The units focused on the process of becoming president - qualifications and duties, candidates, campaigning, conventions, voting, election day, and inauguration. All had very nice visuals and worksheets to go with them, so we didn't have to make any of my own to use. Bonus!!
We saw a few units on TpT that dealt with candy bar elections. They were pretty good, but we wanted to make some changes and take things a step further. We started out by choosing two parties of six candy bars. We tried to balance out the more popular ones, and then we stuck in one or two that were less popular or even unknown by the students. Students then decided with which party they most aligned.
The next day we held caucuses. That's what we do in our state, and every other unit suggested a primary. Caucuses are more fun for the kids, anyway, because they get to move around. I hosted one party's caucus, and the other social studies teacher hosted the other party's caucus since we both had third, fifth, and seventh hour classes. That allowed students to mix with other classes. They were able to see what it was like when they were the only one supporting their candidate or what it felt like to be part of the majority. Students chose one delegate for every four students for their candidate.
The following day was the national convention, where we were able to gather all 120ish kids at the same time for a few minutes. We divided back into our parties and the delegates came up front to announce for whom they cast their delegate vote. Luckily, both candidates got the majority of their party's delegate votes. Our presidential candidates were Kit Kat and Reese's Peanut Butter Cups.
After national convention, we went over the electoral college with a game from one of the TpT units. We announced how we would apply this to our candy elections. The "states" would be the first letter of the students' last names. We posted each letter and how many students had that last name. So if thirteen kids had last names beginning with D, whichever candidate got the most votes in their "state" would get all thirteen electoral votes. Their minds were blown! So then we talked strategy, like doing polls to see if they had to waste time on a certain letter or not. How would they handle groups that only had one person because their vote would count automatically? What if your group has an even number, like two? It would be in your best interest to vote the same as each other or your vote wouldn't help either candidate.

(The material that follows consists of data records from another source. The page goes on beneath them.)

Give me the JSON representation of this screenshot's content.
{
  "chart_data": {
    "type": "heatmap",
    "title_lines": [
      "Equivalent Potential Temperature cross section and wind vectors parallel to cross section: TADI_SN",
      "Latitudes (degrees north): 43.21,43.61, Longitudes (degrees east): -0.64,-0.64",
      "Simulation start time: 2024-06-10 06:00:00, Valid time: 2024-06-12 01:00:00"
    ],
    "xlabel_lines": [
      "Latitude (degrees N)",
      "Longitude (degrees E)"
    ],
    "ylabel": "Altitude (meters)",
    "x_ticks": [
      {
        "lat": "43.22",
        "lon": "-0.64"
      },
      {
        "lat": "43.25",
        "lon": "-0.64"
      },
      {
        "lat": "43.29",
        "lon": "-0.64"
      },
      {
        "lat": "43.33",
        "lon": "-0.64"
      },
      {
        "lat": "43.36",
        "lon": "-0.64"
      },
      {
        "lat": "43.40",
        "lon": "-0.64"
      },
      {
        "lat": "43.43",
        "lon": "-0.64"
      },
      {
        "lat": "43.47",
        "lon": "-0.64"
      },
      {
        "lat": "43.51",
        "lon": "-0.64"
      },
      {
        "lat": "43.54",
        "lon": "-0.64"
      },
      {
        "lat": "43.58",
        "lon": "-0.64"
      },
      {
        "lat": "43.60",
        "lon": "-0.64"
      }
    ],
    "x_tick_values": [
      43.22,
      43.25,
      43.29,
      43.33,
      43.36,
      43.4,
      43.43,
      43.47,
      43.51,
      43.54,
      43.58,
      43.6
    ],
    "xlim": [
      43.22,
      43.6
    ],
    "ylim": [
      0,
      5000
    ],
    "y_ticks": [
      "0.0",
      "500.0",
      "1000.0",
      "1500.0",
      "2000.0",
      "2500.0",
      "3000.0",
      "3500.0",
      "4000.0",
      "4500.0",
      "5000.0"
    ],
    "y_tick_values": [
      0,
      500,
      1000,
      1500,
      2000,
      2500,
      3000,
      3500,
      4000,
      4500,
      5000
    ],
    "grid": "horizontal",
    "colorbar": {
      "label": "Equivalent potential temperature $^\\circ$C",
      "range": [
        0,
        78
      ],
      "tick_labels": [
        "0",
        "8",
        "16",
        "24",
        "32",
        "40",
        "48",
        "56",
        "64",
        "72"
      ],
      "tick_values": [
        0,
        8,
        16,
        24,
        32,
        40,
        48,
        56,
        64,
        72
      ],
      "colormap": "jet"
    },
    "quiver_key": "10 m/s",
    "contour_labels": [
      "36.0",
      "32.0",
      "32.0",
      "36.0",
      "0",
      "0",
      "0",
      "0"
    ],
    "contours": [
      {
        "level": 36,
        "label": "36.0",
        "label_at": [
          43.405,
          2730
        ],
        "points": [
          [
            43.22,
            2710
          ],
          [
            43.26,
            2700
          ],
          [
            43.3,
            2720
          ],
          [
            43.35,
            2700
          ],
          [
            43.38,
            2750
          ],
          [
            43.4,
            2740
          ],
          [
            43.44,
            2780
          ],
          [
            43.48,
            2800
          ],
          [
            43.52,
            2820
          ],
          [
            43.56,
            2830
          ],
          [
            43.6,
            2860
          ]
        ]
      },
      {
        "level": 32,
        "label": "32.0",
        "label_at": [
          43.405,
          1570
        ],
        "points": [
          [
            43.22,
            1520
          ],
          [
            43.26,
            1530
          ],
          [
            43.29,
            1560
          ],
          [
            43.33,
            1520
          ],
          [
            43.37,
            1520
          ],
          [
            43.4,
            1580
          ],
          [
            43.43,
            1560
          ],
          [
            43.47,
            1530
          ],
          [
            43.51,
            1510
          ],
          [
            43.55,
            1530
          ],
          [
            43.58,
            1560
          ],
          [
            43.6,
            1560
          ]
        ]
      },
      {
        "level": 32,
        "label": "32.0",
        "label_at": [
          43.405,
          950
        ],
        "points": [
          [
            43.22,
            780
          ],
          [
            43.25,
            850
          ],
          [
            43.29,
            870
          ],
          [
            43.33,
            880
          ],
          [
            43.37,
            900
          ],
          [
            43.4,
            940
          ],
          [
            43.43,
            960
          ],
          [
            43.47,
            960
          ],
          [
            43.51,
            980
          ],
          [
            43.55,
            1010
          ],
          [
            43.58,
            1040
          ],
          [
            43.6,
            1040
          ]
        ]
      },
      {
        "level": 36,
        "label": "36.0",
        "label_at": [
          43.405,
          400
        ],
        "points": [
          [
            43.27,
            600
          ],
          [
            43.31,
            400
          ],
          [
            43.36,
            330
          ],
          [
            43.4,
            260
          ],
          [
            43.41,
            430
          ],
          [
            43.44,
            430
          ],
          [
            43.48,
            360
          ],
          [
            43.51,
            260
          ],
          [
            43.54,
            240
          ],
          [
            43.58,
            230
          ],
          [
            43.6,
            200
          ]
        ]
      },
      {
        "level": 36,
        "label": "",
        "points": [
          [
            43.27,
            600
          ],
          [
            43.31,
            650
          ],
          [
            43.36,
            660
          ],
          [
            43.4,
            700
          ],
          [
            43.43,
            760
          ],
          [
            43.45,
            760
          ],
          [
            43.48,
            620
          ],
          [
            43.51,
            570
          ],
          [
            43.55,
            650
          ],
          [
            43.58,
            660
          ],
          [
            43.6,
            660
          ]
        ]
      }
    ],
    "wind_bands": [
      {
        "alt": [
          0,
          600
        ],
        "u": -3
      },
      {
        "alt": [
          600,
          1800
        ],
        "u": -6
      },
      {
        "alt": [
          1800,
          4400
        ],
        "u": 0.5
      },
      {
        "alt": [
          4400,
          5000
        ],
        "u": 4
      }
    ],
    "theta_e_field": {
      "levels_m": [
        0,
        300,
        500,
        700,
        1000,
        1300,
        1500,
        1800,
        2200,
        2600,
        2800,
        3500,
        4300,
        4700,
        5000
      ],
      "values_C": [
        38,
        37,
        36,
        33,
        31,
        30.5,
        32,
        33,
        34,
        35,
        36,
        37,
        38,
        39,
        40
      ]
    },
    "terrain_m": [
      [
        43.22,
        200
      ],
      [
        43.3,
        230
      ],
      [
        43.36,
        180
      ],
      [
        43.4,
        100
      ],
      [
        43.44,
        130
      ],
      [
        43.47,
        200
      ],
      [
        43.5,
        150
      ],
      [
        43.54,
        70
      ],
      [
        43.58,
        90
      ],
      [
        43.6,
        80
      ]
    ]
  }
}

We had two days of campaigning, and we referred to the list of ways that we had seen political candidate get their names out this year. We figured out what we could do in our school, and what we probably couldn't pull off. They actually came up with some surprising ways that they could do those things as well.
Halloween, aka Election Day, arrived, and the excitement of the election overshadowed the holiday, especially since our school Halloween mixer was last Friday. We set up a couple of voting booths in our rooms by using stand-up desks and privacy shields. They had to show us their voter registration cards for which they applied earlier in the week. We checked them off and coded the ballot with the first letter of the students' last names. They did their voting thing and we gave them a cute little I Voted sticker (and I forgot to turn off the gridlines before printing - d'oh!). As the votes came in throughout the day, we updated the electoral votes from "states" where everyone had voted.
Out of the three-week election unit, the candy portion lasted about seven days. I think that this is the hardest that I've worked on a unit in a long, long time, but the lessons my students learned made it worth the effort. I feel pretty good that they'll somewhat understand what is going on next Tuesday and how those candidates got there.